Capitaine et figure de proue des Matildas, Sam Kerr savourait autant le trophée que l'expérience humaine : « C'était une formidable aventure pour tout le groupe. Au-delà du terrain, nous avons échangé avec des joueuses d'horizons différents, rencontré les supporters et ressenti leur passion. C'est une avancée majeure pour le football féminin. »
Malgré la défaite, le Kenya est sorti la tête haute. La sélectionneuse Beldine Odemba s'est montrée satisfaite du contenu proposé par ses joueuses : « Nous avons encaissé un but sur une erreur, ce qui nous a déséquilibrées. Mais je suis très fière des filles. Nous avons rivalisé avec une équipe du calibre de l'Australie et nous avons eu des occasions. Cela confirme notre progression, surtout avec un groupe jeune. »
Les Starlets ont joué sans complexe face aux Australiennes. Les meilleures opportunités ont d'ailleurs été pour l'ancienne capitaine des U-20, Fasila Adhiambo, malheureuse à deux reprises sur le poteau et stoppée deux fois par la gardienne adverse.
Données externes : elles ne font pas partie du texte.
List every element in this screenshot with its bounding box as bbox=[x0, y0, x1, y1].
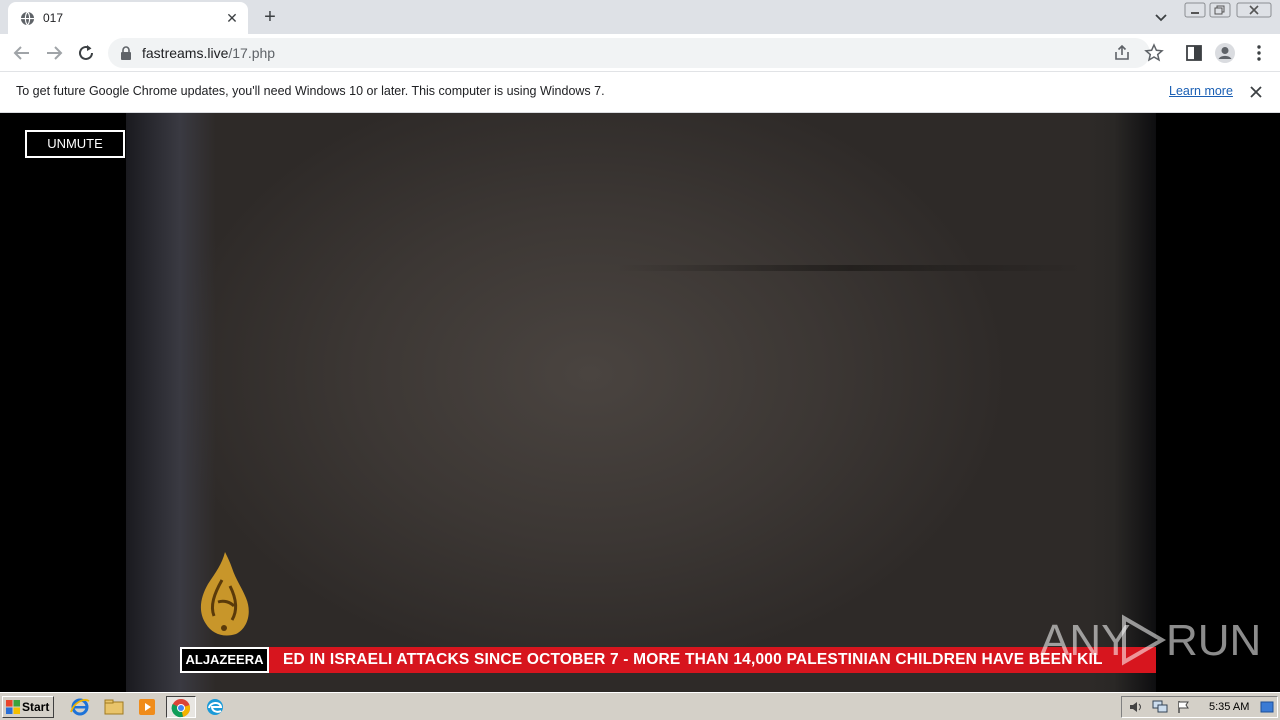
tab-close-icon[interactable]: ✕ bbox=[223, 9, 241, 27]
edge-icon[interactable] bbox=[203, 696, 227, 718]
forward-arrow-icon[interactable] bbox=[42, 41, 66, 65]
reload-icon[interactable] bbox=[74, 41, 98, 65]
unmute-button[interactable]: UNMUTE bbox=[25, 130, 125, 158]
video-frame bbox=[126, 113, 1156, 692]
ie-icon[interactable] bbox=[68, 696, 92, 718]
network-icon[interactable] bbox=[1152, 700, 1168, 714]
news-ticker: ED IN ISRAELI ATTACKS SINCE OCTOBER 7 - … bbox=[180, 647, 1156, 673]
restore-icon[interactable] bbox=[1209, 2, 1231, 18]
side-panel-icon[interactable] bbox=[1183, 42, 1205, 64]
taskbar: Start 5:35 AM bbox=[0, 692, 1280, 720]
aljazeera-logo-icon bbox=[200, 552, 249, 636]
explorer-icon[interactable] bbox=[102, 696, 126, 718]
start-button[interactable]: Start bbox=[2, 696, 54, 718]
infobar-message: To get future Google Chrome updates, you… bbox=[16, 84, 605, 98]
menu-kebab-icon[interactable] bbox=[1248, 42, 1270, 64]
learn-more-link[interactable]: Learn more bbox=[1169, 84, 1233, 98]
speaker-icon[interactable] bbox=[1128, 700, 1144, 714]
lock-icon[interactable] bbox=[120, 46, 132, 60]
play-triangle-icon bbox=[1122, 614, 1166, 666]
system-clock[interactable]: 5:35 AM bbox=[1209, 701, 1249, 713]
new-tab-button[interactable]: + bbox=[258, 5, 282, 29]
system-tray: 5:35 AM bbox=[1121, 696, 1278, 718]
ticker-brand: ALJAZEERA bbox=[180, 647, 269, 673]
share-icon[interactable] bbox=[1112, 43, 1132, 63]
action-center-flag-icon[interactable] bbox=[1176, 700, 1192, 714]
video-player[interactable]: UNMUTE ED IN ISRAELI ATTACKS SINCE OCTOB… bbox=[0, 113, 1280, 692]
chevron-down-icon[interactable] bbox=[1150, 6, 1172, 28]
update-infobar: To get future Google Chrome updates, you… bbox=[0, 72, 1280, 113]
chrome-icon bbox=[171, 699, 191, 718]
tab-title: 017 bbox=[43, 11, 64, 25]
infobar-close-icon[interactable] bbox=[1246, 82, 1266, 102]
chrome-taskbar-button[interactable] bbox=[166, 696, 196, 718]
windows-flag-icon bbox=[6, 700, 20, 714]
browser-toolbar: fastreams.live/17.php bbox=[0, 34, 1280, 72]
window-close-icon[interactable] bbox=[1236, 2, 1272, 18]
show-desktop-icon[interactable] bbox=[1260, 700, 1274, 714]
ticker-text: ED IN ISRAELI ATTACKS SINCE OCTOBER 7 - … bbox=[283, 651, 1103, 668]
profile-avatar-icon[interactable] bbox=[1214, 42, 1236, 64]
browser-tab[interactable]: 017 ✕ bbox=[8, 2, 248, 34]
bookmark-star-icon[interactable] bbox=[1144, 43, 1164, 63]
globe-icon bbox=[20, 11, 35, 26]
anyrun-watermark: ANY RUN bbox=[1040, 614, 1262, 666]
minimize-icon[interactable] bbox=[1184, 2, 1206, 18]
address-bar[interactable]: fastreams.live/17.php bbox=[108, 38, 1164, 68]
media-player-icon[interactable] bbox=[135, 696, 159, 718]
url-text[interactable]: fastreams.live/17.php bbox=[142, 45, 275, 61]
back-arrow-icon[interactable] bbox=[10, 41, 34, 65]
tab-strip: 017 ✕ + bbox=[0, 0, 1280, 34]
La capitaine Mwanahalima Adam retenait l'état d'esprit affiché : « L'Australie est l'une des meilleures équipes du monde, et nous avons montré que nous pouvions rivaliser. Nous avons joué sans peur, avec caractère. C'est essentiel à l'approche de la Coupe d'Afrique des Nations. »
Dans la petite finale, l'Inde a arraché la troisième place au terme d'un match spectaculaire face au Malawi (3-2). Astam Oraon avait lancé les siennes avant qu'Irene Khumalo n'égalise sur coup franc. Aveka Singh redonnait l'avantage aux Indiennes avant la pause, mais Deborah Henry remettait les compteurs à égalité au retour des vestiaires. Finalement, Singh s'offrait un doublé décisif à six minutes du terme.
Malgré la défaite, le sélectionneur du Malawi, Lovemore Fazili, retenait l'essentiel : « Nous avons affronté des équipes de haut niveau venues d'Océanie et d'Asie. C'est exactement l'exposition dont nous avions besoin avant notre première CAN féminine. Nous repartons avec de précieux enseignements, tant sur le plan tactique que mental. »
Cette FIFA International Women's Series, qui réunissait 16 équipes réparties sur quatre sites, s'est conclue à Nairobi dans une atmosphère festive. Entre célébrations et feux d'artifice, le public kényan a répondu présent, confirmant l'essor du football féminin en Afrique de l'Est.